Brian masuk ke dalam kamar Seta secara paksa. Suara nada dering dan alarm yang keluar dari handphone milik kakaknya itu sangat menganggu mood di pagi hari.

"Mas, Mas Setaaaaa!"

Brian mengelus dada, kepalanya menggeleng sabar menghadapi Seta. Padahal handphone ada di meja samping kasur, tapi laki-laki yang lebih tua 2 tahun darinya itu tidak kunjung bangun.

"Mas Seta! Hp Lo bunyi terus," tegurnya kesal.

Seta hanya bergumam, lalu menenggelamkan seluruh tubuhnya ke dalam selimut halus. Kakaknya itu justru tersenyum menikmati mimpi indahnya sendiri.

"Gue banting nih hp lama-lama," ancam Brian mengambil ancang-ancang untuk membanting benda pipih kesayangannya.

Sontak selimut kembali terbuka, menampilkan Seta berwajah bantal dan matanya yang masih setengah tertutup. "Berangkat sekolah, Cil! Ini masih kepagian buat gue," usir Seta agak serak khas bangun tidur.

"Pantes nggak pernah punya pacar, kerjanya tidur mulu di rumah," cibir Brian.

Seta membuka matanya lebar, lantas duduk di kasur sambil menengadahkan tangan. "Oohh... balikin kartu gue!"

Brian menggaruk tengkuk berpikir. "Kartu yang mana?"
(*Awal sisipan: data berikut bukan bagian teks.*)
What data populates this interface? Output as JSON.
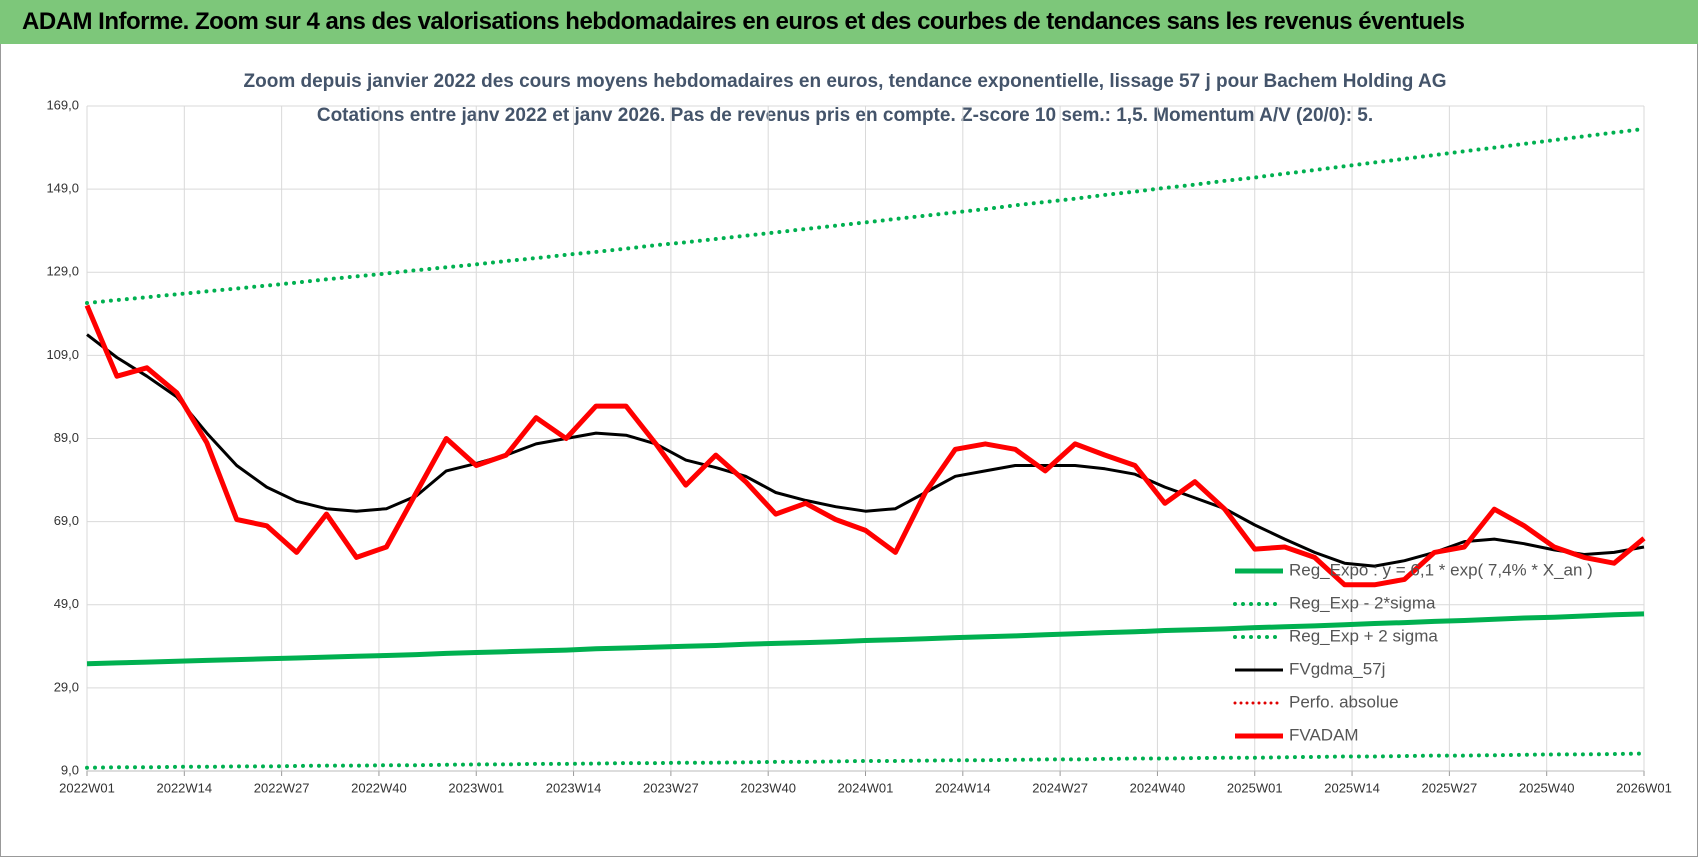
{
  "header": {
    "title": "ADAM Informe. Zoom sur 4 ans des valorisations hebdomadaires en euros et des courbes de tendances sans les revenus éventuels"
  },
  "chart_data": {
    "type": "line",
    "subtitle": "Zoom depuis janvier 2022 des cours moyens hebdomadaires en euros, tendance exponentielle, lissage 57 j pour Bachem Holding AG",
    "subtitle2": "Cotations entre janv 2022 et janv 2026. Pas de revenus pris en compte. Z-score 10 sem.: 1,5. Momentum A/V (20/0): 5.",
    "x": [
      0,
      4,
      8,
      12,
      16,
      20,
      24,
      28,
      32,
      36,
      40,
      44,
      48,
      52,
      56,
      60,
      64,
      68,
      72,
      76,
      80,
      84,
      88,
      92,
      96,
      100,
      104,
      108,
      112,
      116,
      120,
      124,
      128,
      132,
      136,
      140,
      144,
      148,
      152,
      156,
      160,
      164,
      168,
      172,
      176,
      180,
      184,
      188,
      192,
      196,
      200,
      204,
      208
    ],
    "xlim": [
      0,
      208
    ],
    "xticks": [
      {
        "value": 0,
        "label": "2022W01"
      },
      {
        "value": 13,
        "label": "2022W14"
      },
      {
        "value": 26,
        "label": "2022W27"
      },
      {
        "value": 39,
        "label": "2022W40"
      },
      {
        "value": 52,
        "label": "2023W01"
      },
      {
        "value": 65,
        "label": "2023W14"
      },
      {
        "value": 78,
        "label": "2023W27"
      },
      {
        "value": 91,
        "label": "2023W40"
      },
      {
        "value": 104,
        "label": "2024W01"
      },
      {
        "value": 117,
        "label": "2024W14"
      },
      {
        "value": 130,
        "label": "2024W27"
      },
      {
        "value": 143,
        "label": "2024W40"
      },
      {
        "value": 156,
        "label": "2025W01"
      },
      {
        "value": 169,
        "label": "2025W14"
      },
      {
        "value": 182,
        "label": "2025W27"
      },
      {
        "value": 195,
        "label": "2025W40"
      },
      {
        "value": 208,
        "label": "2026W01"
      }
    ],
    "ylim": [
      9,
      169
    ],
    "yticks": [
      {
        "value": 9,
        "label": "9,0"
      },
      {
        "value": 29,
        "label": "29,0"
      },
      {
        "value": 49,
        "label": "49,0"
      },
      {
        "value": 69,
        "label": "69,0"
      },
      {
        "value": 89,
        "label": "89,0"
      },
      {
        "value": 109,
        "label": "109,0"
      },
      {
        "value": 129,
        "label": "129,0"
      },
      {
        "value": 149,
        "label": "149,0"
      },
      {
        "value": 169,
        "label": "169,0"
      }
    ],
    "grid": true,
    "legend": "right",
    "series": [
      {
        "name": "Reg_Expo : y = 6,1 * exp( 7,4% *  X_an )",
        "color": "#00b050",
        "style": "solid",
        "width": 5,
        "values": [
          34.8,
          35.0,
          35.2,
          35.4,
          35.6,
          35.8,
          36.0,
          36.2,
          36.4,
          36.6,
          36.8,
          37.0,
          37.3,
          37.5,
          37.7,
          37.9,
          38.1,
          38.4,
          38.6,
          38.8,
          39.0,
          39.2,
          39.5,
          39.7,
          39.9,
          40.1,
          40.4,
          40.6,
          40.8,
          41.1,
          41.3,
          41.5,
          41.8,
          42.0,
          42.3,
          42.5,
          42.8,
          43.0,
          43.2,
          43.5,
          43.7,
          43.9,
          44.2,
          44.5,
          44.7,
          45.0,
          45.2,
          45.5,
          45.8,
          46.0,
          46.3,
          46.6,
          46.8
        ]
      },
      {
        "name": "Reg_Exp - 2*sigma",
        "color": "#00b050",
        "style": "dotted",
        "width": 4,
        "values": [
          9.8,
          9.9,
          9.9,
          10.0,
          10.0,
          10.1,
          10.1,
          10.2,
          10.3,
          10.3,
          10.4,
          10.4,
          10.5,
          10.6,
          10.6,
          10.7,
          10.7,
          10.8,
          10.9,
          10.9,
          11.0,
          11.0,
          11.1,
          11.2,
          11.2,
          11.3,
          11.4,
          11.4,
          11.5,
          11.6,
          11.6,
          11.7,
          11.8,
          11.8,
          11.9,
          12.0,
          12.0,
          12.1,
          12.2,
          12.2,
          12.3,
          12.4,
          12.5,
          12.5,
          12.6,
          12.7,
          12.7,
          12.8,
          12.9,
          13.0,
          13.0,
          13.1,
          13.2
        ]
      },
      {
        "name": "Reg_Exp + 2 sigma",
        "color": "#00b050",
        "style": "dotted",
        "width": 4,
        "values": [
          121.6,
          122.3,
          123.0,
          123.7,
          124.4,
          125.1,
          125.8,
          126.5,
          127.3,
          128.0,
          128.7,
          129.5,
          130.2,
          130.9,
          131.7,
          132.4,
          133.2,
          133.9,
          134.7,
          135.5,
          136.2,
          137.0,
          137.8,
          138.6,
          139.4,
          140.2,
          141.0,
          141.8,
          142.6,
          143.4,
          144.2,
          145.1,
          145.9,
          146.7,
          147.6,
          148.4,
          149.3,
          150.1,
          151.0,
          151.8,
          152.7,
          153.6,
          154.5,
          155.4,
          156.3,
          157.2,
          158.1,
          159.0,
          159.9,
          160.8,
          161.7,
          162.6,
          163.5
        ]
      },
      {
        "name": "FVgdma_57j",
        "color": "#000000",
        "style": "solid",
        "width": 3,
        "values": [
          114,
          108.5,
          104,
          99,
          90.3,
          82.5,
          77.3,
          73.9,
          72.1,
          71.5,
          72.1,
          75.2,
          81.2,
          83,
          85,
          87.7,
          89,
          90.3,
          89.8,
          87.7,
          83.8,
          82,
          79.9,
          76,
          74.1,
          72.6,
          71.5,
          72.1,
          76,
          79.9,
          81.2,
          82.5,
          82.5,
          82.5,
          81.7,
          80.4,
          77.3,
          74.7,
          72.1,
          68.2,
          64.8,
          61.6,
          59,
          58.3,
          59.6,
          61.6,
          64.2,
          64.8,
          63.7,
          62.2,
          61.1,
          61.6,
          62.9
        ]
      },
      {
        "name": "Perfo. absolue",
        "color": "#e00000",
        "style": "dotted",
        "width": 3,
        "values": [
          null,
          null,
          null,
          null,
          null,
          null,
          null,
          null,
          null,
          null,
          null,
          null,
          null,
          null,
          null,
          null,
          null,
          null,
          null,
          null,
          null,
          null,
          null,
          null,
          null,
          null,
          null,
          null,
          null,
          null,
          null,
          null,
          null,
          null,
          null,
          null,
          null,
          null,
          null,
          null,
          null,
          null,
          null,
          null,
          null,
          null,
          null,
          null,
          null,
          null,
          null,
          null,
          null
        ]
      },
      {
        "name": "FVADAM",
        "color": "#ff0000",
        "style": "solid",
        "width": 5,
        "values": [
          121,
          104,
          106,
          100,
          88,
          69.5,
          68,
          61.6,
          70.8,
          60.4,
          62.9,
          76,
          89,
          82.5,
          85,
          94,
          89,
          96.8,
          96.8,
          87.7,
          77.8,
          85,
          78.6,
          70.8,
          73.4,
          69.5,
          66.9,
          61.6,
          76,
          86.4,
          87.7,
          86.4,
          81.2,
          87.7,
          85,
          82.5,
          73.4,
          78.6,
          72,
          62.4,
          62.9,
          60.4,
          53.8,
          53.8,
          55.1,
          61.6,
          62.9,
          72,
          68,
          62.9,
          60.4,
          59,
          65
        ]
      }
    ]
  }
}
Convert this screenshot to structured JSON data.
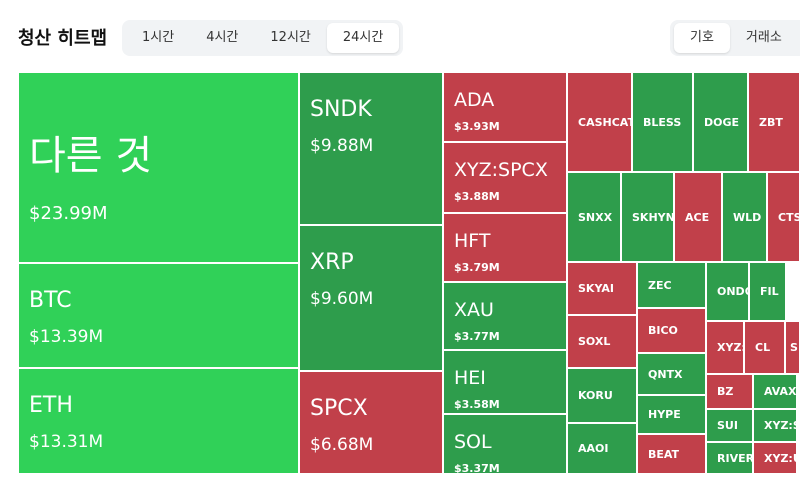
{
  "header": {
    "title": "청산 히트맵",
    "time_tabs": [
      "1시간",
      "4시간",
      "12시간",
      "24시간"
    ],
    "active_time_tab": 3,
    "group_tabs": [
      "기호",
      "거래소"
    ],
    "active_group_tab": 0
  },
  "tiles": [
    {
      "label": "다른 것",
      "value": "$23.99M",
      "color": "#30d158"
    },
    {
      "label": "BTC",
      "value": "$13.39M",
      "color": "#30d158"
    },
    {
      "label": "ETH",
      "value": "$13.31M",
      "color": "#30d158"
    },
    {
      "label": "SNDK",
      "value": "$9.88M",
      "color": "#2e9d4c"
    },
    {
      "label": "XRP",
      "value": "$9.60M",
      "color": "#2e9d4c"
    },
    {
      "label": "SPCX",
      "value": "$6.68M",
      "color": "#c1404a"
    },
    {
      "label": "ADA",
      "value": "$3.93M",
      "color": "#c1404a"
    },
    {
      "label": "XYZ:SPCX",
      "value": "$3.88M",
      "color": "#c1404a"
    },
    {
      "label": "HFT",
      "value": "$3.79M",
      "color": "#c1404a"
    },
    {
      "label": "XAU",
      "value": "$3.77M",
      "color": "#2e9d4c"
    },
    {
      "label": "HEI",
      "value": "$3.58M",
      "color": "#2e9d4c"
    },
    {
      "label": "SOL",
      "value": "$3.37M",
      "color": "#2e9d4c"
    },
    {
      "label": "CASHCAT",
      "color": "#c1404a"
    },
    {
      "label": "BLESS",
      "color": "#2e9d4c"
    },
    {
      "label": "DOGE",
      "color": "#2e9d4c"
    },
    {
      "label": "ZBT",
      "color": "#c1404a"
    },
    {
      "label": "SNXX",
      "color": "#2e9d4c"
    },
    {
      "label": "SKHYNI",
      "color": "#2e9d4c"
    },
    {
      "label": "ACE",
      "color": "#c1404a"
    },
    {
      "label": "WLD",
      "color": "#2e9d4c"
    },
    {
      "label": "CTSI",
      "color": "#c1404a"
    },
    {
      "label": "SKYAI",
      "color": "#c1404a"
    },
    {
      "label": "SOXL",
      "color": "#c1404a"
    },
    {
      "label": "KORU",
      "color": "#2e9d4c"
    },
    {
      "label": "AAOI",
      "color": "#2e9d4c"
    },
    {
      "label": "ZEC",
      "color": "#2e9d4c"
    },
    {
      "label": "BICO",
      "color": "#c1404a"
    },
    {
      "label": "QNTX",
      "color": "#2e9d4c"
    },
    {
      "label": "HYPE",
      "color": "#2e9d4c"
    },
    {
      "label": "BEAT",
      "color": "#c1404a"
    },
    {
      "label": "ONDO",
      "color": "#2e9d4c"
    },
    {
      "label": "FIL",
      "color": "#2e9d4c"
    },
    {
      "label": "XYZ:Z",
      "color": "#c1404a"
    },
    {
      "label": "CL",
      "color": "#c1404a"
    },
    {
      "label": "S",
      "color": "#c1404a"
    },
    {
      "label": "BZ",
      "color": "#c1404a"
    },
    {
      "label": "AVAX",
      "color": "#2e9d4c"
    },
    {
      "label": "SUI",
      "color": "#2e9d4c"
    },
    {
      "label": "XYZ:S",
      "color": "#2e9d4c"
    },
    {
      "label": "RIVER",
      "color": "#2e9d4c"
    },
    {
      "label": "XYZ:U",
      "color": "#c1404a"
    }
  ]
}
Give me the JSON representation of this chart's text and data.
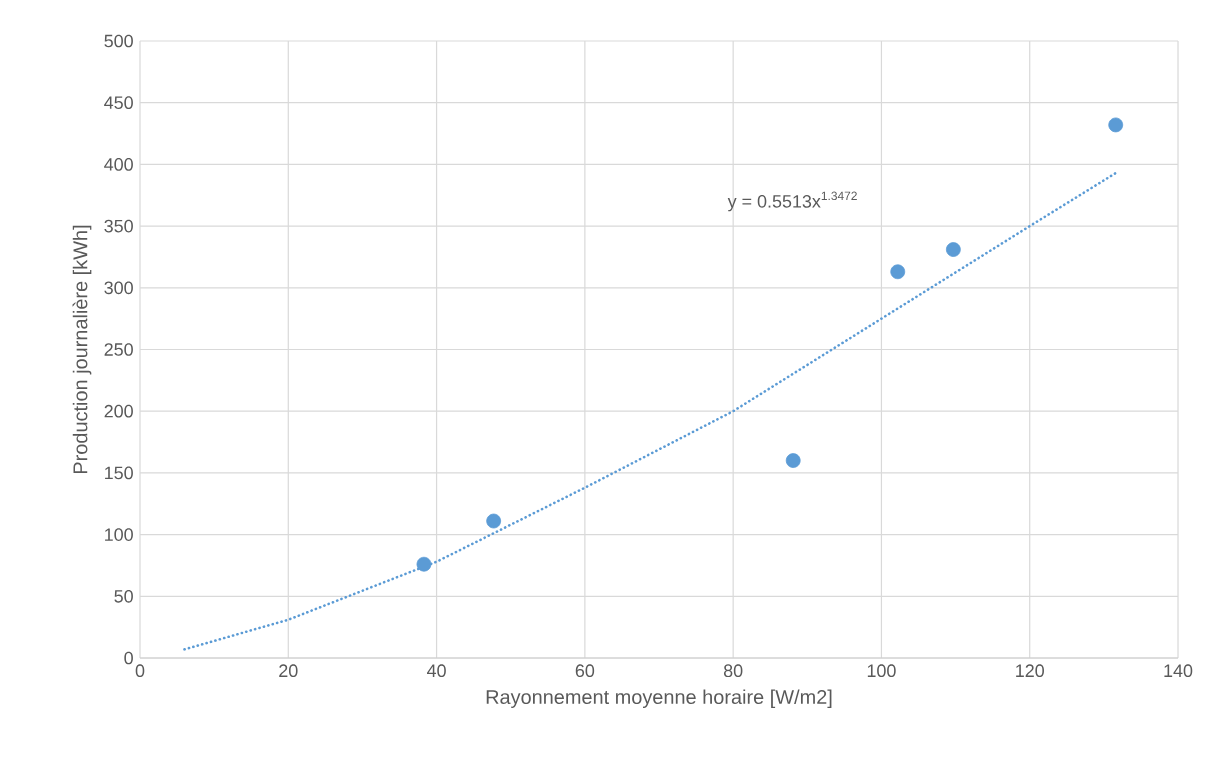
{
  "chart_data": {
    "type": "scatter",
    "xlabel": "Rayonnement moyenne horaire [W/m2]",
    "ylabel": "Production journalière [kWh]",
    "annotations": [
      "y = 0.5513x$^{1.3472}$"
    ],
    "series": [
      {
        "color": "#5b9bd5",
        "marker": "circle",
        "x": [
          38.3,
          47.7,
          88.1,
          102.2,
          109.7,
          131.6
        ],
        "values": [
          76,
          111,
          160,
          313,
          331,
          432
        ]
      },
      {
        "type": "line",
        "color": "#5b9bd5",
        "marker": "none",
        "line_style": "dotted",
        "x": [
          6,
          20,
          40,
          60,
          80,
          100,
          120,
          131.6
        ],
        "values": [
          7,
          31,
          78,
          138,
          200,
          275,
          350,
          393
        ]
      }
    ],
    "xlim": [
      0,
      140
    ],
    "ylim": [
      0,
      500
    ],
    "xticks": [
      0,
      20,
      40,
      60,
      80,
      100,
      120,
      140
    ],
    "yticks": [
      0,
      50,
      100,
      150,
      200,
      250,
      300,
      350,
      400,
      450,
      500
    ],
    "grid": true
  }
}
"Yang lo bawa satu minggu lalu buat ngapelin si Yuyun. Balikin sekarang!" tukas Seta kesal.

Laki-laki berseragam SMA itu mengeluarkan dompet dari sakunya, lalu mengembalikan kartu uangnya tanpa ikhlas sama sekali.

"Ada bubur ayam di meja. Buruan makan, kalo nggak gue kasihin ayam pak Bambang."

"Dapet darimana?"

"Beli di tukang bakso!" jawab Brian asal.

"Ish, Lo boros banget. Pantesan uang bulanan cepet abis," tukas Seta mengucek matanya.

Brian menyilangkan tangan di depan dada. "Terus kalau nggak beli mau gimana? Nanem berasnya dulu, abis itu bikin buburnya, gitu?"

Seta kini bangkit dari kasur. Matanya sibuk mengecek handphone, tapi mulutnya terus mengoceh. "Lo kan bisa dateng ke rumahnya— siapa cewek Lo? Yuyun? Gayun?"

"YUNAAAA," koreksi Brian kesal.

"Nah, itu, Yuna. Lo ke rumahnya pagi-pagi, ajak berangkat bareng, sekalian numpang makan. Lo tahu, nggak, jurus terjitu buat dapat hatinya cewek itu ada pada orang tuanya. Asal Lo akrab sama mereka, gue jamin Yuna pasti suka sama Lo." Brian memutar bola matanya malas.

Kakaknya ini memberi saran sekaligus mengajarkan kebiasaan jelek. "Yang ada di usir duluan mah iya," tukasnya melangkah pergi.

Jangan biarkan dua laki-laki tinggal bersama. Mungkin kalimat itu pantas disematkan pada dua kakak beradik ini. Itu juga yang membuat bunda khawatir pada Brian. Anak remaja yang masuk pubertas sepertinya tidak boleh tinggal berdua dengan Seta yang bukan standar seorang kakak.